Watchdog — Cron Health Monitor
Monitors all cron jobs for failures and auto-fixes them. Posts to Slack only when issues are found or unfixable errors exist.
CRITICAL: Slack Routing
When sending messages to Slack, you MUST specify channel: "slack" in every message tool call:
CODEBLOCK0
Without channel: "slack", messages will fail silently.
Schedule
Every 6 hours: 5, 11, 17, 23 CT
Steps
- 1.
cron(action: "list") — get all jobs and their current status - For each job, check:
lastStatus error? consecutiveErrors > 0? What was lastError? - For model not allowed errors: use
cron(action: "update", jobId: "...", patch: { payload: { model: "anthropic/claude-sonnet-4-6" } }), then force-run, log change - For timeout errors: use
cron(action: "update", jobId: "...", patch: { payload: { timeoutSeconds: <current + 60> } }) — NEVER edit cron JSON files directly - For other errors: analyze, attempt fix if possible, or flag as unresolved
- Post to Slack
C0AHYTV5WP7 (#morning-briefs) ONLY if issues were found/fixed or unfixable errors exist - If everything is healthy: no Slack message (silent pass)
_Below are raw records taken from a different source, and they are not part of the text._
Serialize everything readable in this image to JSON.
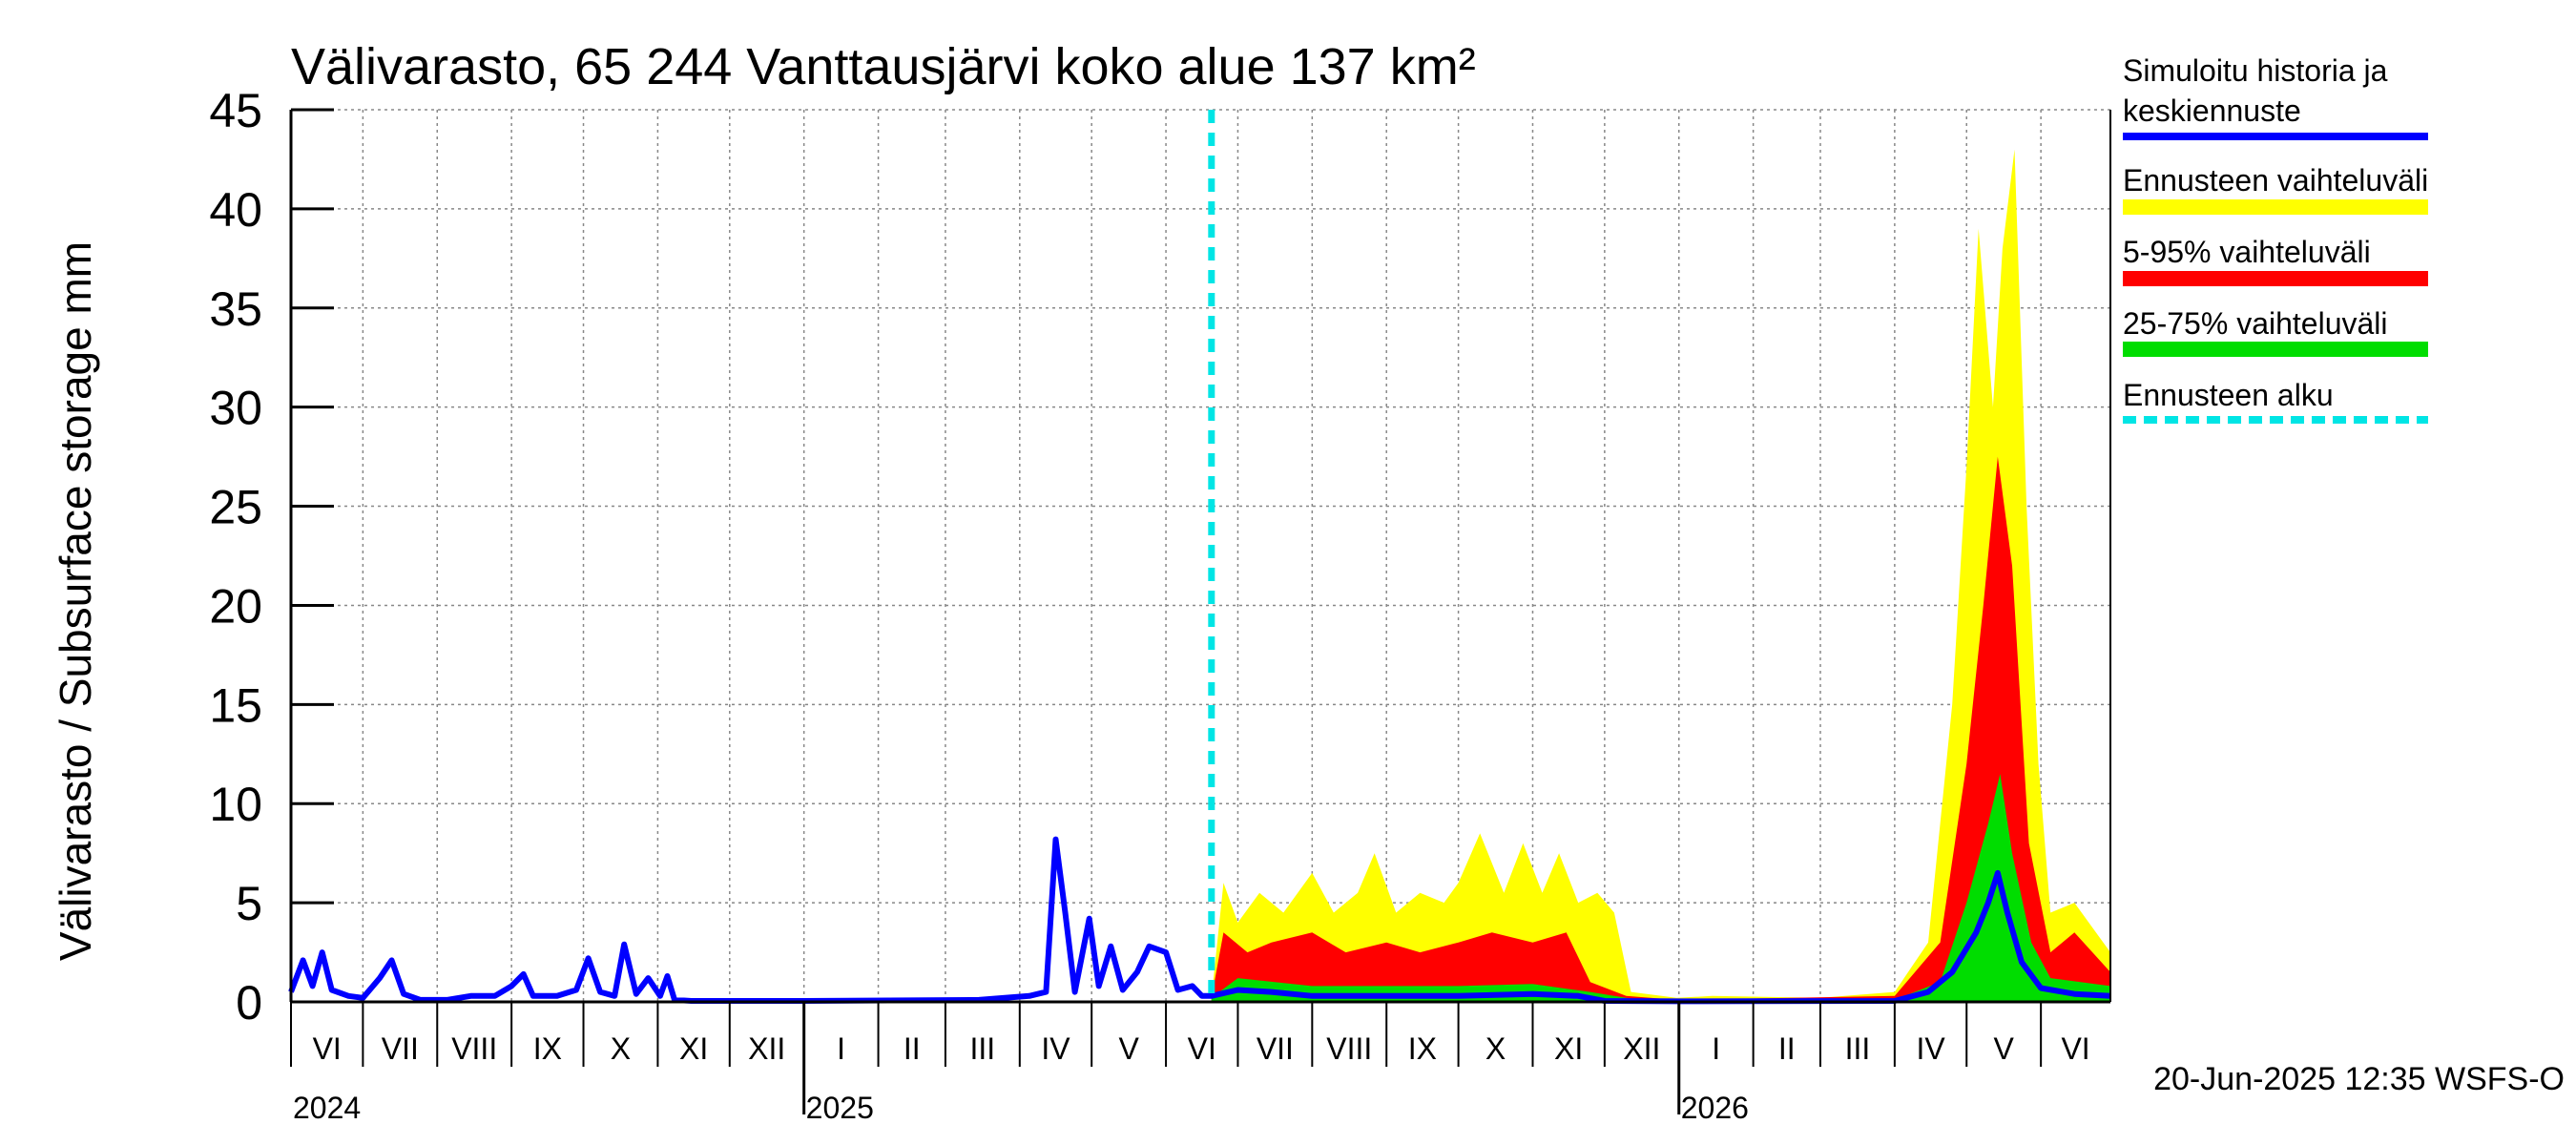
{
  "chart_data": {
    "type": "area",
    "title": "Välivarasto, 65 244 Vanttausjärvi koko alue 137 km²",
    "ylabel": "Välivarasto / Subsurface storage  mm",
    "ylim": [
      0,
      45
    ],
    "yticks": [
      "0",
      "5",
      "10",
      "15",
      "20",
      "25",
      "30",
      "35",
      "40",
      "45"
    ],
    "xlim": [
      "2024-06-01",
      "2026-06-30"
    ],
    "grid": true,
    "months": [
      {
        "label": "VI",
        "start": "2024-06-01"
      },
      {
        "label": "VII",
        "start": "2024-07-01"
      },
      {
        "label": "VIII",
        "start": "2024-08-01"
      },
      {
        "label": "IX",
        "start": "2024-09-01"
      },
      {
        "label": "X",
        "start": "2024-10-01"
      },
      {
        "label": "XI",
        "start": "2024-11-01"
      },
      {
        "label": "XII",
        "start": "2024-12-01"
      },
      {
        "label": "I",
        "start": "2025-01-01"
      },
      {
        "label": "II",
        "start": "2025-02-01"
      },
      {
        "label": "III",
        "start": "2025-03-01"
      },
      {
        "label": "IV",
        "start": "2025-04-01"
      },
      {
        "label": "V",
        "start": "2025-05-01"
      },
      {
        "label": "VI",
        "start": "2025-06-01"
      },
      {
        "label": "VII",
        "start": "2025-07-01"
      },
      {
        "label": "VIII",
        "start": "2025-08-01"
      },
      {
        "label": "IX",
        "start": "2025-09-01"
      },
      {
        "label": "X",
        "start": "2025-10-01"
      },
      {
        "label": "XI",
        "start": "2025-11-01"
      },
      {
        "label": "XII",
        "start": "2025-12-01"
      },
      {
        "label": "I",
        "start": "2026-01-01"
      },
      {
        "label": "II",
        "start": "2026-02-01"
      },
      {
        "label": "III",
        "start": "2026-03-01"
      },
      {
        "label": "IV",
        "start": "2026-04-01"
      },
      {
        "label": "V",
        "start": "2026-05-01"
      },
      {
        "label": "VI",
        "start": "2026-06-01"
      }
    ],
    "years": [
      {
        "label": "2024",
        "date": "2024-06-01"
      },
      {
        "label": "2025",
        "date": "2025-01-01"
      },
      {
        "label": "2026",
        "date": "2026-01-01"
      }
    ],
    "forecast_start": "2025-06-20",
    "legend": [
      {
        "label": "Simuloitu historia ja keskiennuste",
        "color": "#0000ff"
      },
      {
        "label": "Ennusteen vaihteluväli",
        "color": "#ffff00"
      },
      {
        "label": "5-95% vaihteluväli",
        "color": "#ff0000"
      },
      {
        "label": "25-75% vaihteluväli",
        "color": "#00dd00"
      },
      {
        "label": "Ennusteen alku",
        "color": "#00e5e5"
      }
    ],
    "series": [
      {
        "name": "Simuloitu historia ja keskiennuste",
        "points": [
          [
            "2024-06-01",
            0.5
          ],
          [
            "2024-06-06",
            2.1
          ],
          [
            "2024-06-10",
            0.8
          ],
          [
            "2024-06-14",
            2.5
          ],
          [
            "2024-06-18",
            0.6
          ],
          [
            "2024-06-25",
            0.3
          ],
          [
            "2024-07-01",
            0.2
          ],
          [
            "2024-07-08",
            1.2
          ],
          [
            "2024-07-13",
            2.1
          ],
          [
            "2024-07-18",
            0.4
          ],
          [
            "2024-07-25",
            0.1
          ],
          [
            "2024-08-05",
            0.1
          ],
          [
            "2024-08-15",
            0.3
          ],
          [
            "2024-08-25",
            0.3
          ],
          [
            "2024-09-01",
            0.8
          ],
          [
            "2024-09-06",
            1.4
          ],
          [
            "2024-09-10",
            0.3
          ],
          [
            "2024-09-20",
            0.3
          ],
          [
            "2024-09-28",
            0.6
          ],
          [
            "2024-10-03",
            2.2
          ],
          [
            "2024-10-08",
            0.5
          ],
          [
            "2024-10-14",
            0.3
          ],
          [
            "2024-10-18",
            2.9
          ],
          [
            "2024-10-23",
            0.4
          ],
          [
            "2024-10-28",
            1.2
          ],
          [
            "2024-11-02",
            0.3
          ],
          [
            "2024-11-05",
            1.3
          ],
          [
            "2024-11-08",
            0.1
          ],
          [
            "2024-11-15",
            0.05
          ],
          [
            "2025-01-01",
            0.05
          ],
          [
            "2025-03-15",
            0.1
          ],
          [
            "2025-04-05",
            0.3
          ],
          [
            "2025-04-12",
            0.5
          ],
          [
            "2025-04-16",
            8.2
          ],
          [
            "2025-04-20",
            4.5
          ],
          [
            "2025-04-24",
            0.5
          ],
          [
            "2025-04-30",
            4.2
          ],
          [
            "2025-05-04",
            0.8
          ],
          [
            "2025-05-09",
            2.8
          ],
          [
            "2025-05-14",
            0.6
          ],
          [
            "2025-05-20",
            1.5
          ],
          [
            "2025-05-25",
            2.8
          ],
          [
            "2025-06-01",
            2.5
          ],
          [
            "2025-06-06",
            0.6
          ],
          [
            "2025-06-12",
            0.8
          ],
          [
            "2025-06-16",
            0.3
          ],
          [
            "2025-06-20",
            0.3
          ],
          [
            "2025-07-01",
            0.6
          ],
          [
            "2025-07-15",
            0.5
          ],
          [
            "2025-08-01",
            0.3
          ],
          [
            "2025-09-01",
            0.3
          ],
          [
            "2025-10-01",
            0.3
          ],
          [
            "2025-11-01",
            0.4
          ],
          [
            "2025-11-20",
            0.3
          ],
          [
            "2025-12-01",
            0.05
          ],
          [
            "2026-01-01",
            0.03
          ],
          [
            "2026-04-01",
            0.05
          ],
          [
            "2026-04-15",
            0.5
          ],
          [
            "2026-04-25",
            1.5
          ],
          [
            "2026-05-05",
            3.5
          ],
          [
            "2026-05-10",
            5.0
          ],
          [
            "2026-05-14",
            6.5
          ],
          [
            "2026-05-18",
            4.5
          ],
          [
            "2026-05-24",
            2.0
          ],
          [
            "2026-06-01",
            0.7
          ],
          [
            "2026-06-15",
            0.4
          ],
          [
            "2026-06-30",
            0.3
          ]
        ]
      },
      {
        "name": "Ennusteen vaihteluväli",
        "points": [
          [
            "2025-06-20",
            0.2
          ],
          [
            "2025-06-25",
            6.0
          ],
          [
            "2025-07-01",
            4.0
          ],
          [
            "2025-07-10",
            5.5
          ],
          [
            "2025-07-20",
            4.5
          ],
          [
            "2025-08-01",
            6.5
          ],
          [
            "2025-08-10",
            4.5
          ],
          [
            "2025-08-20",
            5.5
          ],
          [
            "2025-08-27",
            7.5
          ],
          [
            "2025-09-05",
            4.5
          ],
          [
            "2025-09-15",
            5.5
          ],
          [
            "2025-09-25",
            5.0
          ],
          [
            "2025-10-01",
            6.0
          ],
          [
            "2025-10-10",
            8.5
          ],
          [
            "2025-10-20",
            5.5
          ],
          [
            "2025-10-28",
            8.0
          ],
          [
            "2025-11-05",
            5.5
          ],
          [
            "2025-11-12",
            7.5
          ],
          [
            "2025-11-20",
            5.0
          ],
          [
            "2025-11-28",
            5.5
          ],
          [
            "2025-12-05",
            4.5
          ],
          [
            "2025-12-12",
            0.5
          ],
          [
            "2025-12-31",
            0.2
          ],
          [
            "2026-01-15",
            0.3
          ],
          [
            "2026-03-01",
            0.2
          ],
          [
            "2026-04-01",
            0.5
          ],
          [
            "2026-04-15",
            3.0
          ],
          [
            "2026-04-25",
            15.0
          ],
          [
            "2026-05-01",
            27.0
          ],
          [
            "2026-05-06",
            39.0
          ],
          [
            "2026-05-12",
            30.0
          ],
          [
            "2026-05-16",
            38.0
          ],
          [
            "2026-05-21",
            43.0
          ],
          [
            "2026-05-26",
            25.0
          ],
          [
            "2026-05-31",
            12.0
          ],
          [
            "2026-06-05",
            4.5
          ],
          [
            "2026-06-15",
            5.0
          ],
          [
            "2026-06-30",
            2.5
          ]
        ]
      },
      {
        "name": "5-95% vaihteluväli",
        "points": [
          [
            "2025-06-20",
            0.2
          ],
          [
            "2025-06-25",
            3.5
          ],
          [
            "2025-07-05",
            2.5
          ],
          [
            "2025-07-15",
            3.0
          ],
          [
            "2025-08-01",
            3.5
          ],
          [
            "2025-08-15",
            2.5
          ],
          [
            "2025-09-01",
            3.0
          ],
          [
            "2025-09-15",
            2.5
          ],
          [
            "2025-10-01",
            3.0
          ],
          [
            "2025-10-15",
            3.5
          ],
          [
            "2025-11-01",
            3.0
          ],
          [
            "2025-11-15",
            3.5
          ],
          [
            "2025-11-25",
            1.0
          ],
          [
            "2025-12-10",
            0.3
          ],
          [
            "2025-12-31",
            0.1
          ],
          [
            "2026-04-01",
            0.3
          ],
          [
            "2026-04-20",
            3.0
          ],
          [
            "2026-05-01",
            12.0
          ],
          [
            "2026-05-08",
            20.0
          ],
          [
            "2026-05-14",
            27.5
          ],
          [
            "2026-05-20",
            22.0
          ],
          [
            "2026-05-27",
            8.0
          ],
          [
            "2026-06-05",
            2.5
          ],
          [
            "2026-06-15",
            3.5
          ],
          [
            "2026-06-30",
            1.5
          ]
        ]
      },
      {
        "name": "25-75% vaihteluväli",
        "points": [
          [
            "2025-06-20",
            0.2
          ],
          [
            "2025-07-01",
            1.2
          ],
          [
            "2025-08-01",
            0.8
          ],
          [
            "2025-09-01",
            0.8
          ],
          [
            "2025-10-01",
            0.8
          ],
          [
            "2025-11-01",
            0.9
          ],
          [
            "2025-11-25",
            0.5
          ],
          [
            "2025-12-15",
            0.1
          ],
          [
            "2026-04-01",
            0.1
          ],
          [
            "2026-04-20",
            1.0
          ],
          [
            "2026-05-01",
            5.0
          ],
          [
            "2026-05-10",
            9.0
          ],
          [
            "2026-05-15",
            11.5
          ],
          [
            "2026-05-20",
            7.5
          ],
          [
            "2026-05-28",
            3.0
          ],
          [
            "2026-06-05",
            1.2
          ],
          [
            "2026-06-30",
            0.8
          ]
        ]
      }
    ]
  },
  "footer": {
    "timestamp": "20-Jun-2025 12:35 WSFS-O"
  }
}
CRITICAL: Never Edit cron/jobs.json Directly
Always use the cron tool with action="update" to modify job settings. Direct file edits break the cron system.
Slack Alert Format
CODEBLOCK1
Only send if at least one issue exists.
Watchdog — Cron健康监控器
监控所有cron作业的失败情况并自动修复。仅在发现问题或存在无法修复的错误时向Slack发送消息。
关键:Slack路由
向Slack发送消息时,必须在每次消息工具调用中指定channel: slack:
message(action: send, channel: slack, target: C0AHYTV5WP7, message: ...)
未指定channel: slack时,消息将静默失败。
调度
每6小时一次:CT时间5点、11点、17点、23点
步骤
- 1. cron(action: list) — 获取所有作业及其当前状态
- 对每个作业,检查:lastStatus是否有错误?consecutiveErrors > 0?lastError是什么?
- 对于模型不允许错误:使用cron(action: update, jobId: ..., patch: { payload: { model: anthropic/claude-sonnet-4-6 } }),然后强制运行,记录变更
- 对于超时错误:使用cron(action: update, jobId: ..., patch: { payload: { timeoutSeconds: <当前值 + 60> } }) — 切勿直接编辑cron JSON文件
- 对于其他错误:分析,尽可能尝试修复,或标记为未解决
- 仅当发现/修复了问题或存在无法修复的错误时,才向Slack C0AHYTV5WP7 (#morning-briefs) 发送消息
- 如果一切正常:不发送Slack消息(静默通过)
关键:切勿直接编辑cron/jobs.json
始终使用action=update的cron工具来修改作业设置。直接编辑文件会破坏cron系统。
Slack告警格式
🐺 Watchdog报告 — <时间戳>
✅ 已修复:<作业名称> — <修复内容>
❌ 无法修复:<作业名称> — <错误摘要>
⚠️ 已标记:<作业名称> — <问题描述>
仅当至少存在一个问题时才发送。